コロナ禍をはじめ、近年私たちはめまぐるしい変化に見舞われていますが、和えるが新たに始められた取り組みなどはありますか?

森さん
森さん

“aeru gallery”というプラットフォームを立ち上げ、コロナ禍の影響で販売先を失った職人さんたちに作品を販売する場を提供させていただいたり、オンライン上で動画を用いるなど、商品の魅力をどのように伝えるかといったことにも注力しました。

編集部 板倉
編集部 板倉

状況の変化にも柔軟に対応されていらっしゃいますね。

森さん
森さん

そうですね。
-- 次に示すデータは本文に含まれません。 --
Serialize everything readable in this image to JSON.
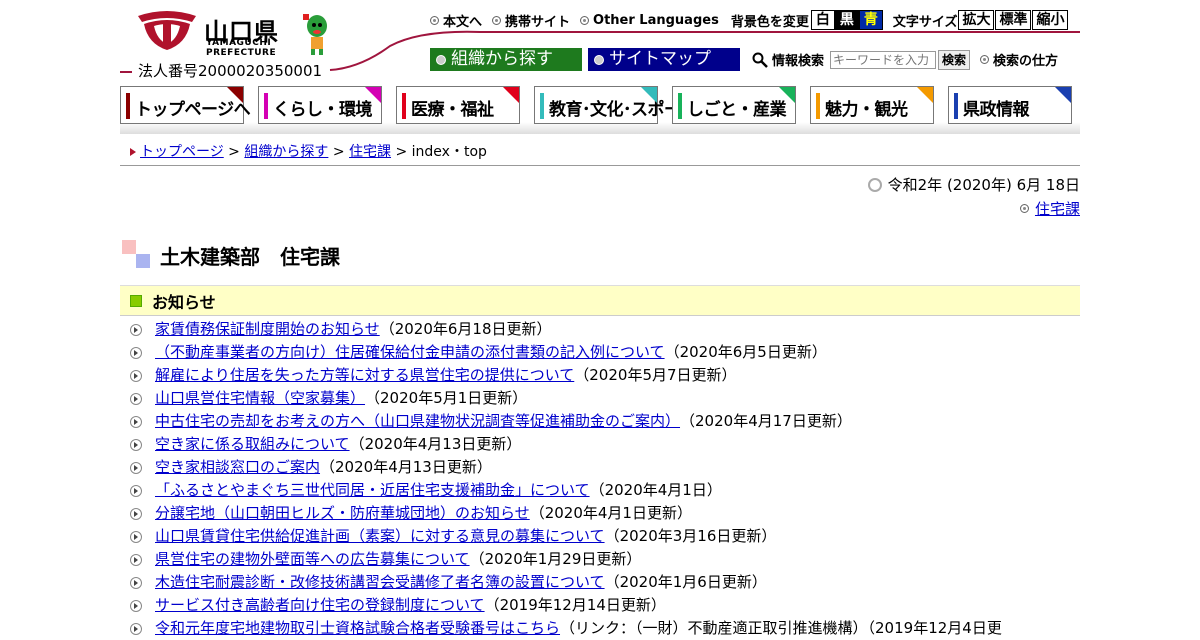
{
  "header": {
    "logo_name": "山口県",
    "logo_en_1": "YAMAGUCHI",
    "logo_en_2": "PREFECTURE",
    "corporate_number": "法人番号2000020350001",
    "top_links": [
      "本文へ",
      "携帯サイト",
      "Other Languages"
    ],
    "bgcolor_label": "背景色を変更",
    "bgcolor_options": [
      "白",
      "黒",
      "青"
    ],
    "fontsize_label": "文字サイズ",
    "fontsize_options": [
      "拡大",
      "標準",
      "縮小"
    ],
    "org_search_button": "組織から探す",
    "sitemap_button": "サイトマップ",
    "search_label": "情報検索",
    "search_placeholder": "キーワードを入力",
    "search_button": "検索",
    "search_howto": "検索の仕方"
  },
  "nav": [
    {
      "label": "トップページへ",
      "color": "#8b0000"
    },
    {
      "label": "くらし・環境",
      "color": "#d400b4"
    },
    {
      "label": "医療・福祉",
      "color": "#e0001b"
    },
    {
      "label": "教育･文化･スポーツ",
      "color": "#33bbbb"
    },
    {
      "label": "しごと・産業",
      "color": "#18b25a"
    },
    {
      "label": "魅力・観光",
      "color": "#f49a00"
    },
    {
      "label": "県政情報",
      "color": "#1a3fb0"
    }
  ],
  "breadcrumb": {
    "items": [
      "トップページ",
      "組織から探す",
      "住宅課"
    ],
    "current": "index・top"
  },
  "date_text": "令和2年 (2020年) 6月 18日",
  "dept_link": "住宅課",
  "page_title": "土木建築部　住宅課",
  "notice_heading": "お知らせ",
  "news": [
    {
      "title": "家賃債務保証制度開始のお知らせ",
      "note": "（2020年6月18日更新）"
    },
    {
      "title": "（不動産事業者の方向け）住居確保給付金申請の添付書類の記入例について",
      "note": "（2020年6月5日更新）"
    },
    {
      "title": "解雇により住居を失った方等に対する県営住宅の提供について",
      "note": "（2020年5月7日更新）"
    },
    {
      "title": "山口県営住宅情報（空家募集）",
      "note": "（2020年5月1日更新）"
    },
    {
      "title": "中古住宅の売却をお考えの方へ（山口県建物状況調査等促進補助金のご案内）",
      "note": "（2020年4月17日更新）"
    },
    {
      "title": "空き家に係る取組みについて",
      "note": "（2020年4月13日更新）"
    },
    {
      "title": "空き家相談窓口のご案内",
      "note": "（2020年4月13日更新）"
    },
    {
      "title": "「ふるさとやまぐち三世代同居・近居住宅支援補助金」について",
      "note": "（2020年4月1日）"
    },
    {
      "title": "分譲宅地（山口朝田ヒルズ・防府華城団地）のお知らせ",
      "note": "（2020年4月1日更新）"
    },
    {
      "title": "山口県賃貸住宅供給促進計画（素案）に対する意見の募集について",
      "note": "（2020年3月16日更新）"
    },
    {
      "title": "県営住宅の建物外壁面等への広告募集について",
      "note": "（2020年1月29日更新）"
    },
    {
      "title": "木造住宅耐震診断・改修技術講習会受講修了者名簿の設置について",
      "note": "（2020年1月6日更新）"
    },
    {
      "title": "サービス付き高齢者向け住宅の登録制度について",
      "note": "（2019年12月14日更新）"
    },
    {
      "title": "令和元年度宅地建物取引士資格試験合格者受験番号はこちら",
      "note": "（リンク：（一財）不動産適正取引推進機構）（2019年12月4日更"
    }
  ]
}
“aeru school”はオンラインでの開催が当たり前になったことで、今までは届けられなかったところにも届けられるようになりました。また、オンラインをきっかけに、リアルでの開催のご依頼があったりと、新たな機会創出にもつながっています。その他にも、コロナ禍が伝統産業界にもたらした影響を独自でまとめた調査レポートをメディアに発信し、伝統産業界の現状を知っていただき、関心を持っていただくとい取り組みも行いました。数多くのメディアに取り上げていただくことができ、伝える職人としての手応えを感じました。

編集部 板倉
編集部 板倉

今後、力を入れて取り組んでいかれたい事業はありますか?

森さん
森さん

家庭の環境や住んでいる場所などを問わず、一人でも多くのお子さんに日本の文化を体験してほしいという想いから、来年は自治体や文化庁のご協力を得ながら、全国の学校へ“aeru school”事業を通し、お伺いする予定です。山との暮らしや恩恵を受ける体験ができる秋田での里山事業“aeru satoyama”にも力を入れています。

森さん
森さん

私たちが色々な面から日本の伝統や文化と共に暮らす「アイディアと体験」を発信することで、人々が周りの人や環境、自分にも「優しい」といったことも考えて、日々の行動を選択できる世の中になるお手伝いができれば嬉しいです。

あとがき

いかがでしたか。日本の伝統や文化を一人でも多くの人に知ってもらう機会を創出することを目的に、新たな取り組みを次々と行う株式会社和える。伝統を次世代につなぎ、豊かな暮らしを実現するヒントがたくさん見つかりますね。